I know this sounds corny, but life is best enjoyed with its imperfections. Demanding that our produce be the most perfect version of that thing is just… so boring? The beauty of food and cooking is that you can combine ingredients, using the flaws of one to compensate for the flaws in another. 

[Bloomberg]

The Grinch Fucks

Earlier this week, DNA sequencing company 23andMe unveiled a brilliant new advertising promotion with the upcoming Benedict Cumberbatch-led Grinch movie. In it, 23andMe announced that they had analyzed the Grinch's DNA, and found the markers that explain why he is able to shimmy up and down chimneys, explain his fond love of salt and prove his affinity for coffee is indeed genetic.

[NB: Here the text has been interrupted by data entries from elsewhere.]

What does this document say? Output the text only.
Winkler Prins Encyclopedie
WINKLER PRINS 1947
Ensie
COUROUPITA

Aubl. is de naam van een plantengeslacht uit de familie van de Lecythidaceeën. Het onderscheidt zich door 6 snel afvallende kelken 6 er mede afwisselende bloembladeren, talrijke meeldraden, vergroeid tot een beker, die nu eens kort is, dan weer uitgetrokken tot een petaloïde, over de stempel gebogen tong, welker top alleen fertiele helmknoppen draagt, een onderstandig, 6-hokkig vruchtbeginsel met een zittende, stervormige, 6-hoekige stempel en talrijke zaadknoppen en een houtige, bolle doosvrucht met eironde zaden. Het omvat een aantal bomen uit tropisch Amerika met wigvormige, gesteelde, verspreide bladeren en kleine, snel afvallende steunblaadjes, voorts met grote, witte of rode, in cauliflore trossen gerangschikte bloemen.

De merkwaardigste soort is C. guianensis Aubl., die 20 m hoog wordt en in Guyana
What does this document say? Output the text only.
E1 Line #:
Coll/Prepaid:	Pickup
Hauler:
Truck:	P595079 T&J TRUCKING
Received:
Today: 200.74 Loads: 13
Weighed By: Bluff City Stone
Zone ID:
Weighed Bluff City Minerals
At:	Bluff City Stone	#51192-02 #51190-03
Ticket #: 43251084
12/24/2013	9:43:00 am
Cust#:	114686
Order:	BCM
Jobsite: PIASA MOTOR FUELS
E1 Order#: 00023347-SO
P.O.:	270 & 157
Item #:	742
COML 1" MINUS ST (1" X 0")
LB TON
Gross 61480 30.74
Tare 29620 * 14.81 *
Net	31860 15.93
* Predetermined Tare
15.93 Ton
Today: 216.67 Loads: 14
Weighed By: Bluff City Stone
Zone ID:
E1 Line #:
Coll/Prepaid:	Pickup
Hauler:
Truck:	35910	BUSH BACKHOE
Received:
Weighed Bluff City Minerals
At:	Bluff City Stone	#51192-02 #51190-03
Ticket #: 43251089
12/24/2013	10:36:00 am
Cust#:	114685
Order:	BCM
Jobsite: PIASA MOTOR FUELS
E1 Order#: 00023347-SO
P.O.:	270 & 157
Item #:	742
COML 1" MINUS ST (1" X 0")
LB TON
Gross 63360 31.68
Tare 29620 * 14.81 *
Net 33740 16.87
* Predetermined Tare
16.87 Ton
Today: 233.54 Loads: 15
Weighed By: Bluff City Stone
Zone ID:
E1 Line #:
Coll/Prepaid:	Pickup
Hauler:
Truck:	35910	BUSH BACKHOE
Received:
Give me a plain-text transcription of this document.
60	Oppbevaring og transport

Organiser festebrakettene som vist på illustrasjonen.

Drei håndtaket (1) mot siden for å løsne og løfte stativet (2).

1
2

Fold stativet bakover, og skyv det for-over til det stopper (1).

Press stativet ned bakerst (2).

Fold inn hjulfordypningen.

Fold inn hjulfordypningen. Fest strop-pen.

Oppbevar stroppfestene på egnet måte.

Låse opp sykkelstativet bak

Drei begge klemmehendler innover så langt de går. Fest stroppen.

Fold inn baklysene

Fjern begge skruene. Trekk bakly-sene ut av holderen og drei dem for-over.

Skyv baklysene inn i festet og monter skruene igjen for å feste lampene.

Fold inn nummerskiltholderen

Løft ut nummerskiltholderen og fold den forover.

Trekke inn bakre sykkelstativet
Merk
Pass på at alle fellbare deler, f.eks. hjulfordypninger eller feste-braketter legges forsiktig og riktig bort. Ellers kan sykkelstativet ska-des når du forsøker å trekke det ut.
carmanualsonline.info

Like most movie promotions, you can hardly roll your eyes hard enough at a clumsy amalgamation of Brand Objectives. But, I think, here is a rare moment in which the advertising campaign for a film actually deepen and furthers the lore of the property at hand.

You see, conducting a DNA test on the Grinch is a tacit admission that not only does DNA exists in the Grinch universe, but that the Grinch presumably has human DNA that 23andMe can analyze. Now, here's the crucial part: Just how is DNA passed on? Just how does the genetic memory of uncountable generations of humans get passed onto future generations of humans? That's right buddy. Sex.

This is what 23andMe and the executives over at Illumination signed off on. They, seemingly, want you to know that the Grinch is the product of a Mommy Grinch and a Daddy Grinch who love each other very, very much. And that, one day, maybe this Grinch, will too.